A prominent state education group has recalled an online report that presented the number and percentage of schools that states have identified as needing improvement under the No Child Left Behind Act.
Saying that journalists had used the data to make “unwarranted negative assessments” of the quality of states’ schools, the Education Commission of the States said in a widely distributed e-mail on March 31 that it had removed the six-page document from its Web site and wouldn’t distribute it further.
The document warned against judging states based on the number and percentage of schools failing to make adequate yearly progress, or AYP, under the federal law. But the disclaimer didn’t explain specifically that judging the quality of state school systems by comparing the data isn’t valid because each state sets its own AYP standards.
Though ECS officials said the data were accurate, they withdrew the report because of the way the information was being interpreted.
“What I felt was not there, was the correct interpretation of what [the numbers] meant,” Piedad F. Robertson, the president of the bipartisan, Denver-based clearinghouse on state education policies said in an interview last week.
The incident is the latest example of the way newly accessible data are changing how the public views schools. It also demonstrates why state officials are wary of efforts that produce state-by-state data on student achievement.

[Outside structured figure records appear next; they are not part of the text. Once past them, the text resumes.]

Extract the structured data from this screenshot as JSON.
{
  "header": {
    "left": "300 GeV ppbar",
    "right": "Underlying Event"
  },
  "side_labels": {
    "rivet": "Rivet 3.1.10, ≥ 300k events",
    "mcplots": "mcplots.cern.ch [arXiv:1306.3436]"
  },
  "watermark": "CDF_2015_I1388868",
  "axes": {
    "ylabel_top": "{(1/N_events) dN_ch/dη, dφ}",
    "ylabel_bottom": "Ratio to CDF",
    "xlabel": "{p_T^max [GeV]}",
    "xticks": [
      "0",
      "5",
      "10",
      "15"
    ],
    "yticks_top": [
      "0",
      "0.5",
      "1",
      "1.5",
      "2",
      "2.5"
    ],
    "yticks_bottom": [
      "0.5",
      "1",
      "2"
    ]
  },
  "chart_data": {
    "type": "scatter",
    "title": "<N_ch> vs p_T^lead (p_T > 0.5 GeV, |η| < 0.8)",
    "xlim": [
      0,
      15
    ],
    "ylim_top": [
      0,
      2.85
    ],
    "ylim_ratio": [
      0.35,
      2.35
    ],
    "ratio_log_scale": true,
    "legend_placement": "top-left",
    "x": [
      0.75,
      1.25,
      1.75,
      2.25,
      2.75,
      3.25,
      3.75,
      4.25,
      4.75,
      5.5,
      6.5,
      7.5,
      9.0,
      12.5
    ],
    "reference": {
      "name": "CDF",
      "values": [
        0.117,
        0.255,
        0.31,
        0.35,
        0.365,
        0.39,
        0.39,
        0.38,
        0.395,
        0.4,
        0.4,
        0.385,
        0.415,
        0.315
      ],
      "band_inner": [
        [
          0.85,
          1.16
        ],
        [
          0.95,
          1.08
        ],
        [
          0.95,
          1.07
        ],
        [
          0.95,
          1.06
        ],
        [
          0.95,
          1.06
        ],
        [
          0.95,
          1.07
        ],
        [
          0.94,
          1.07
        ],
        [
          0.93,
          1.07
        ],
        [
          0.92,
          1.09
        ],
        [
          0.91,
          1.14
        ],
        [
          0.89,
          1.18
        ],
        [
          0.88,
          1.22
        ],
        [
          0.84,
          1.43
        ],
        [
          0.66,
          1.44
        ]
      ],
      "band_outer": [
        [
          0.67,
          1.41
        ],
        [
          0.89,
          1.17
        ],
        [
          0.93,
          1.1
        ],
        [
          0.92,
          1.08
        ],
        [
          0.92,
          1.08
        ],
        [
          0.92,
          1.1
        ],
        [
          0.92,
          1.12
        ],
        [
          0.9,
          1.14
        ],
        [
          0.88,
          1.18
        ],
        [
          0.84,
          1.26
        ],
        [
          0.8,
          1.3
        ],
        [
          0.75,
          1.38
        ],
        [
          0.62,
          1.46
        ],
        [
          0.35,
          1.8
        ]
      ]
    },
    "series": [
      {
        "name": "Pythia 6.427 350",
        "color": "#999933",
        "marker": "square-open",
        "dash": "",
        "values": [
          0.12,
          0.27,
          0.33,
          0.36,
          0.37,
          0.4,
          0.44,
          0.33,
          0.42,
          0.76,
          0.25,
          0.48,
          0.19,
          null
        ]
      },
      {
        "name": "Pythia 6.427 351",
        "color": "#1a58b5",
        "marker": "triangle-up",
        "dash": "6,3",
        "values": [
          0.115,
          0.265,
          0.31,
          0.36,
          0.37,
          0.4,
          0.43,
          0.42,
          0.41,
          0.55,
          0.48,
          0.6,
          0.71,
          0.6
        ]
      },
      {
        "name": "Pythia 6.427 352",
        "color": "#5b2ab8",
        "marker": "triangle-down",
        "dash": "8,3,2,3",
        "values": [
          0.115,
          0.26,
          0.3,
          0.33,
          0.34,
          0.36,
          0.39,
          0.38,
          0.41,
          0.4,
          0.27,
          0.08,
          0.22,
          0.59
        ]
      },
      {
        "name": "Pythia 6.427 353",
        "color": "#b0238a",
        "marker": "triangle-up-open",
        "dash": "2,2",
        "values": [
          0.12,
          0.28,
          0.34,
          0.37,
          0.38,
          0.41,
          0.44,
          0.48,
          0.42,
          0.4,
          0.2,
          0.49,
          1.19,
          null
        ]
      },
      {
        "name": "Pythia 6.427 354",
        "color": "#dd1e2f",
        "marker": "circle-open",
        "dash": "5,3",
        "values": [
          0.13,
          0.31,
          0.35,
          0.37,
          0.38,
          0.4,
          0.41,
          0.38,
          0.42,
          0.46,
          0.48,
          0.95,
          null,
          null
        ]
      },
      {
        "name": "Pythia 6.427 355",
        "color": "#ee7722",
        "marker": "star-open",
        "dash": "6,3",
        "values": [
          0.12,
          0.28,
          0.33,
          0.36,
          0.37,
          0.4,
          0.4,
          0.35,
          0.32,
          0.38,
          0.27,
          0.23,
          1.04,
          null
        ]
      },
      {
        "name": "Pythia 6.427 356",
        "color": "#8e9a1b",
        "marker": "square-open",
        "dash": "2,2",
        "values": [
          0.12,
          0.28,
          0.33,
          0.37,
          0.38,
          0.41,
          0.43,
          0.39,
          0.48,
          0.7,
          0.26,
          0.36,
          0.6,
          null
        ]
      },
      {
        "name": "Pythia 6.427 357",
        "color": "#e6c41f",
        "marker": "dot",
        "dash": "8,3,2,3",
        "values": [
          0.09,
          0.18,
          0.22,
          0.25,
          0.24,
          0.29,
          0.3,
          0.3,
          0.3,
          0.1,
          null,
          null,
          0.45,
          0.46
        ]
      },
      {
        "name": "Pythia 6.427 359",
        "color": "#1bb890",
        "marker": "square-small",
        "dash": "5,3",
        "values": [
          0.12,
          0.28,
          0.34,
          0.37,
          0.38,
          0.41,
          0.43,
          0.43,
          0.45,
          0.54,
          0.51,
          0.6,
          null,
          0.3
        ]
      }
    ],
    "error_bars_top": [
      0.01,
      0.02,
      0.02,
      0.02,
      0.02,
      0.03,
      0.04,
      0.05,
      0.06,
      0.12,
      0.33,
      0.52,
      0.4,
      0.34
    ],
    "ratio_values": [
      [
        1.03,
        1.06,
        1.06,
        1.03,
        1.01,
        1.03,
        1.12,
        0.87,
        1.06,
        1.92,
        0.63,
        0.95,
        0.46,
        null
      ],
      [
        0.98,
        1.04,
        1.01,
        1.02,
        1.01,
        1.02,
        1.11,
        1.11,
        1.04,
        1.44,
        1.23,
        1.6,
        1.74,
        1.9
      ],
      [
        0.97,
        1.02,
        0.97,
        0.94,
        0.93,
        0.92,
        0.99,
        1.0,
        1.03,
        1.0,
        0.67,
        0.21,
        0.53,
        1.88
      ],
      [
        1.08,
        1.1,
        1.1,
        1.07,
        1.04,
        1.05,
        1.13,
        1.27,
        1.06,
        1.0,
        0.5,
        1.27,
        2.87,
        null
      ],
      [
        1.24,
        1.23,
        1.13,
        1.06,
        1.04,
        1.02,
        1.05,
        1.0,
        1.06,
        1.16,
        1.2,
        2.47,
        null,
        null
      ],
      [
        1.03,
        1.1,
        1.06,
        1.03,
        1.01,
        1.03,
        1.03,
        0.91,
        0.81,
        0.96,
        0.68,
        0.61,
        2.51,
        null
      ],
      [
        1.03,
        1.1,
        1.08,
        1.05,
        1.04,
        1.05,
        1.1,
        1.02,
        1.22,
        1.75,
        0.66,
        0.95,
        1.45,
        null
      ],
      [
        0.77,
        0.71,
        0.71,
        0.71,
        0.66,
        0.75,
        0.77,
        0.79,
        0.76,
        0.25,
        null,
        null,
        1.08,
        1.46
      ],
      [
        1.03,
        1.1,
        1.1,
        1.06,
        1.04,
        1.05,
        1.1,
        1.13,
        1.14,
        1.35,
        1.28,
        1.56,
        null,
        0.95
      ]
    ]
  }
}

For example, a new Web site produced by Standard & Poor’s and state officials allows users to compare schools’ student-achievement data within their own states. That kind of comparison is valid, state officials say, because those schools administer the same tests and are expected to hold students to the same standards. (“Online Tools For Sizing Up Schools Debut,” March 30, 2005.)
But if the site’s users want to compare a state’s student achievement with another state’s, they are able to look only at scores on the National Assessment of Educational Progress and college-entrance exams—the only testing programs given in every state.
The ECS report, which was released online last month, documented the number and percentage of schools in every state that are in various stages of school improvement under the federal law. Those stages range from the mandate that schools in the first year of an improvement plan offer students a transfer to another public school, to the implementation of a state-approved school improvement plan in the fifth year.
The data were presented in a state-by-state table at the end of the report.
The report explained that the numbers and percentages of schools not making AYP vary between states because of a variety of differences in the ways states are implementing the 3-year-old law, a reauthorization of the Elementary and Secondary Education Act. It said states’ standards differ, as do the difficulty of their tests and their short-term goals for making adequate progress.
But some journalists glossed over such warnings in their reporting, ECS officials said.
In Hawaii, for example, the Honolulu Star-Bulletin ran a story headlined: “Isle Schools Fare the Worst.” The story highlighted the ECS report’s finding that 10 percent of Hawaii’s schools were in their fifth and last year of needing improvement—the highest percentage in the nation.
Hawaii has 28 of its 284 schools at that stage because it has set ambitious AYP targets, a state spokesman said. It was unfair to label the state’s schools as the worst in the nation because those schools might actually have higher student achievement than in states with lower AYP goals, said Greg Knudsen, the spokesman for the state department of education.
State-to-state comparisons of AYP numbers are unfair “because states have such different standards and different timetables,” Mr. Knudsen said.
In the only other news story cited by ECS officials, a March 29 story in the Arkansas Democrat-Gazette said Arkansas “has some of the highest percentages in the nation of public schools categorized as academically troubled.”
Two days later, an editorial said the report gives “Arkansas its usual, bottom-feeder ranking” on school quality.
The information collected does include worthwhile data, Mr. Knudsen of the Hawaii education department and Todd Ziebarth, the author of the report, agreed.
State officials could look at the number of schools each state is identifying as failing to achieve AYP, said Mr. Ziebarth, a policy analyst for Augenblick, Palaich and Associates, a Denver-based consulting firm that conducted the research for the ECS.
In doing so, he suggested, they can determine if they are labeling too many or too few schools as not reaching their goals. He said states also could find other states that have had experience with the interventions available for schools needing help, such as restructuring of those schools’ programs and staffs. “It helps to provoke states to think about how their system compares to others,” he said.
But Ms. Robertson said that while such information is useful, the ECS plans to produce reports that highlight states’ progress in complying with the law.
“What we need to concentrate on is working with every individual state,” said Ms. Robertson, a former president of Santa Monica College near Los Angeles who became president of the ECS Feb. 1.